3. You have been very successful in your time at Oklahoma, and now you can cap off all that hard work with the Sooners' first national championship since 1989. How did you prepare your players leading up to the tournament? Did you do anything differently this year than you have in years past?

The difference for us this year was that we had experience from the previous year.

In 2016, we made our first Final 8 appearance, and our guys looked like we had just made our first Final 8 — anxious and overwhelmed. The minute we got back to the locker room in Norman after the 2016 championship, I told our guys we will be back in there the next year and that we would be so much better.

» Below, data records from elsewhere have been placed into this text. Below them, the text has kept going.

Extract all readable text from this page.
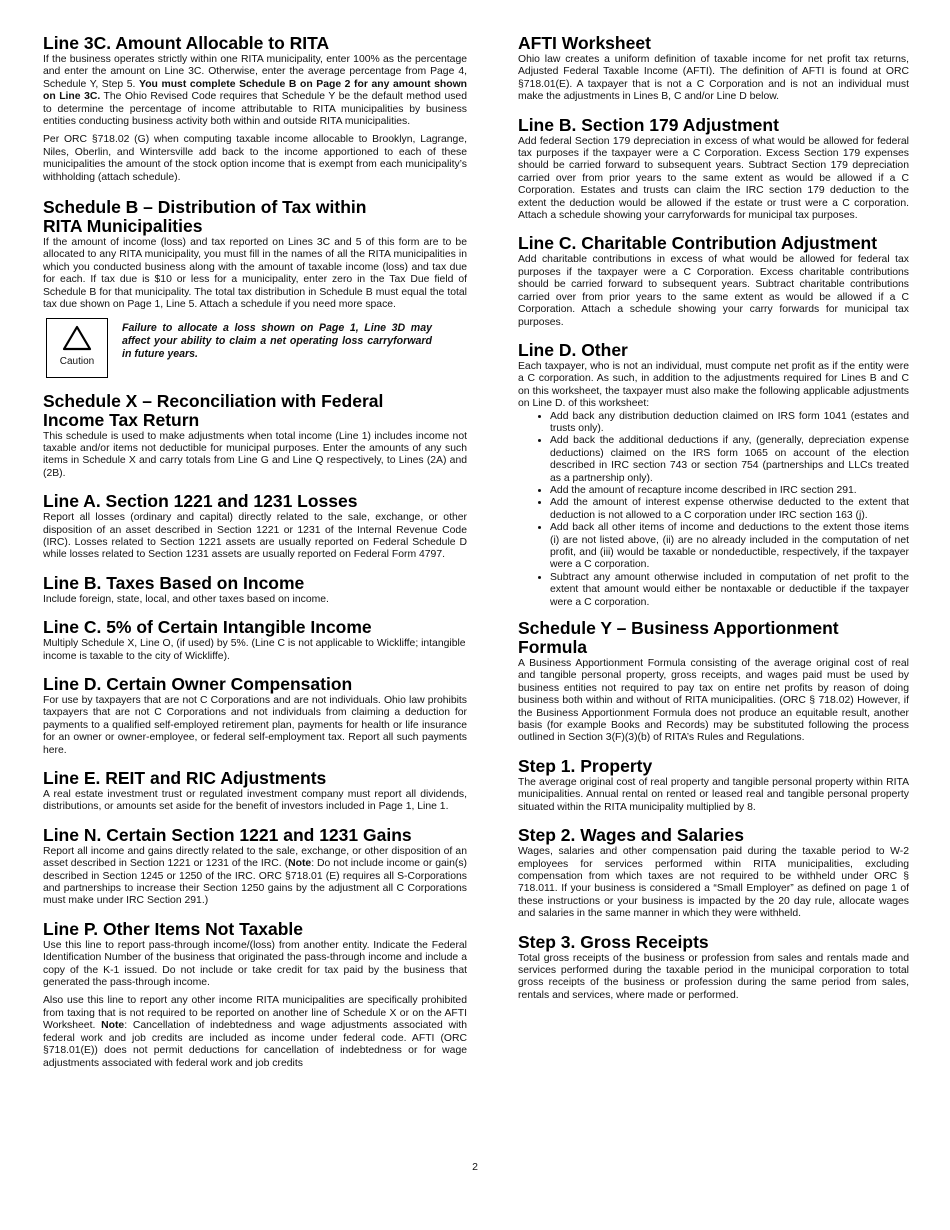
Line 3C. Amount Allocable to RITA

If the business operates strictly within one RITA municipality, enter 100% as the percentage and enter the amount on Line 3C. Otherwise, enter the average percentage from Page 4, Schedule Y, Step 5. You must complete Schedule B on Page 2 for any amount shown on Line 3C. The Ohio Revised Code requires that Schedule Y be the default method used to determine the percentage of income attributable to RITA municipalities by business entities conducting business activity both within and outside RITA municipalities.

Per ORC §718.02 (G) when computing taxable income allocable to Brooklyn, Lagrange, Niles, Oberlin, and Wintersville add back to the income apportioned to each of these municipalities the amount of the stock option income that is exempt from each municipality’s withholding (attach schedule).

Schedule B – Distribution of Tax within
RITA Municipalities

If the amount of income (loss) and tax reported on Lines 3C and 5 of this form are to be allocated to any RITA municipality, you must fill in the names of all the RITA municipalities in which you conducted business along with the amount of taxable income (loss) and tax due for each. If tax due is $10 or less for a municipality, enter zero in the Tax Due field of Schedule B for that municipality. The total tax distribution in Schedule B must equal the total tax due shown on Page 1, Line 5. Attach a schedule if you need more space.

Caution
Failure to allocate a loss shown on Page 1, Line 3D may affect your ability to claim a net operating loss carryforward in future years.
Schedule X – Reconciliation with Federal
Income Tax Return

This schedule is used to make adjustments when total income (Line 1) includes income not taxable and/or items not deductible for municipal purposes. Enter the amounts of any such items in Schedule X and carry totals from Line G and Line Q respectively, to Lines (2A) and (2B).

Line A. Section 1221 and 1231 Losses

Report all losses (ordinary and capital) directly related to the sale, exchange, or other disposition of an asset described in Section 1221 or 1231 of the Internal Revenue Code (IRC). Losses related to Section 1221 assets are usually reported on Federal Schedule D while losses related to Section 1231 assets are usually reported on Federal Form 4797.

Line B. Taxes Based on Income

Include foreign, state, local, and other taxes based on income.

Line C. 5% of Certain Intangible Income

Multiply Schedule X, Line O, (if used) by 5%. (Line C is not applicable to Wickliffe; intangible income is taxable to the city of Wickliffe).

Line D. Certain Owner Compensation

For use by taxpayers that are not C Corporations and are not individuals. Ohio law prohibits taxpayers that are not C Corporations and not individuals from claiming a deduction for payments to a qualified self-employed retirement plan, payments for health or life insurance for an owner or owner-employee, or federal self-employment tax. Report all such payments here.

Line E. REIT and RIC Adjustments

A real estate investment trust or regulated investment company must report all dividends, distributions, or amounts set aside for the benefit of investors included in Page 1, Line 1.

Line N. Certain Section 1221 and 1231 Gains

Report all income and gains directly related to the sale, exchange, or other disposition of an asset described in Section 1221 or 1231 of the IRC. (Note: Do not include income or gain(s) described in Section 1245 or 1250 of the IRC. ORC §718.01 (E) requires all S-Corporations and partnerships to increase their Section 1250 gains by the adjustment all C Corporations must make under IRC Section 291.)

Line P. Other Items Not Taxable

Use this line to report pass-through income/(loss) from another entity. Indicate the Federal Identification Number of the business that originated the pass-through income and include a copy of the K-1 issued. Do not include or take credit for tax paid by the business that generated the pass-through income.

Also use this line to report any other income RITA municipalities are specifically prohibited from taxing that is not required to be reported on another line of Schedule X or on the AFTI Worksheet. Note: Cancellation of indebtedness and wage adjustments associated with federal work and job credits are included as income under federal code. AFTI (ORC §718.01(E)) does not permit deductions for cancellation of indebtedness or for wage adjustments associated with federal work and job credits

AFTI Worksheet

Ohio law creates a uniform definition of taxable income for net profit tax returns, Adjusted Federal Taxable Income (AFTI). The definition of AFTI is found at ORC §718.01(E). A taxpayer that is not a C Corporation and is not an individual must make the adjustments in Lines B, C and/or Line D below.

Line B. Section 179 Adjustment

Add federal Section 179 depreciation in excess of what would be allowed for federal tax purposes if the taxpayer were a C Corporation. Excess Section 179 expenses should be carried forward to subsequent years. Subtract Section 179 depreciation carried over from prior years to the same extent as would be allowed if a C Corporation. Estates and trusts can claim the IRC section 179 deduction to the extent the deduction would be allowed if the estate or trust were a C corporation. Attach a schedule showing your carryforwards for municipal tax purposes.

Line C. Charitable Contribution Adjustment

Add charitable contributions in excess of what would be allowed for federal tax purposes if the taxpayer were a C Corporation. Excess charitable contributions should be carried forward to subsequent years. Subtract charitable contributions carried over from prior years to the same extent as would be allowed if a C Corporation. Attach a schedule showing your carry forwards for municipal tax purposes.

Line D. Other

Each taxpayer, who is not an individual, must compute net profit as if the entity were a C corporation. As such, in addition to the adjustments required for Lines B and C on this worksheet, the taxpayer must also make the following applicable adjustments on Line D. of this worksheet:

• Add back any distribution deduction claimed on IRS form 1041 (estates and trusts only).
• Add back the additional deductions if any, (generally, depreciation expense deductions) claimed on the IRS form 1065 on account of the election described in IRC section 743 or section 754 (partnerships and LLCs treated as a partnership only).
• Add the amount of recapture income described in IRC section 291.
• Add the amount of interest expense otherwise deducted to the extent that deduction is not allowed to a C corporation under IRC section 163 (j).
• Add back all other items of income and deductions to the extent those items (i) are not listed above, (ii) are no already included in the computation of net profit, and (iii) would be taxable or nondeductible, respectively, if the taxpayer were a C corporation.
• Subtract any amount otherwise included in computation of net profit to the extent that amount would either be nontaxable or deductible if the taxpayer were a C corporation.
Schedule Y – Business Apportionment
Formula

A Business Apportionment Formula consisting of the average original cost of real and tangible personal property, gross receipts, and wages paid must be used by business entities not required to pay tax on entire net profits by reason of doing business both within and without of RITA municipalities. (ORC § 718.02) However, if the Business Apportionment Formula does not produce an equitable result, another basis (for example Books and Records) may be substituted following the process outlined in Section 3(F)(3)(b) of RITA’s Rules and Regulations.

Step 1. Property

The average original cost of real property and tangible personal property within RITA municipalities. Annual rental on rented or leased real and tangible personal property situated within the RITA municipality multiplied by 8.

Step 2. Wages and Salaries

Wages, salaries and other compensation paid during the taxable period to W-2 employees for services performed within RITA municipalities, excluding compensation from which taxes are not required to be withheld under ORC § 718.011. If your business is considered a “Small Employer” as defined on page 1 of these instructions or your business is impacted by the 20 day rule, allocate wages and salaries in the same manner in which they were withheld.

Step 3. Gross Receipts

Total gross receipts of the business or profession from sales and rentals made and services performed during the taxable period in the municipal corporation to total gross receipts of the business or profession during the same period from sales, rentals and services, where made or performed.

2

So as we prepared for the postseason, I could feel the difference in our guys and their perspective on the championship. They had a calmness about them that I will never forget, and there was definitely something special happening with that group during the entire week.

4. At what point during the tournament or season did you realize that your team was playing well enough to win the championship?

During the second round, when we got to minus-20 during the stroke-play portion, I felt like our guys collectively all had their games going in the right direction and that we could have a great week. Saying that though, it is such a long and grueling week, you just never know what is around the corner.

5. Your team was able to pull off an incredible rally to beat Baylor in the quarterfinal round of match play. What does it say about your players that they continued to fight even though the odds were stacked against them? What were you telling them on the back nine?

Match play is such an awesome part of our game. The best thing that was happening in the Baylor match for all of our guys is the fact that everyone was in the game.

Even though all five of our guys were down, no one ever got down more than 1 or 2, and there is always hope when you have that going on. Our guys fought so hard and executed at the right time in order for that match to go in our favor

6. What does this national championship victory mean to your personally and to the program as a whole?

This championship is validation for a lot of hard work from a lot of players and coaches. I think back to some of my early years at OU, and I cannot thank the guys then that have allowed our program to continue to grow and become what we are today in 2017.

These memories for our guys will last forever, and we all have this special bond now of being national champions.

7. How do you plan to handle the daunting task of defending the national championship?

We will do the same things we do every year, prepare for each week to get better so that hopefully we will have a chance to compete for a title. Our guys will be even more hungry this year because they have tasted what it feels like to win the big show.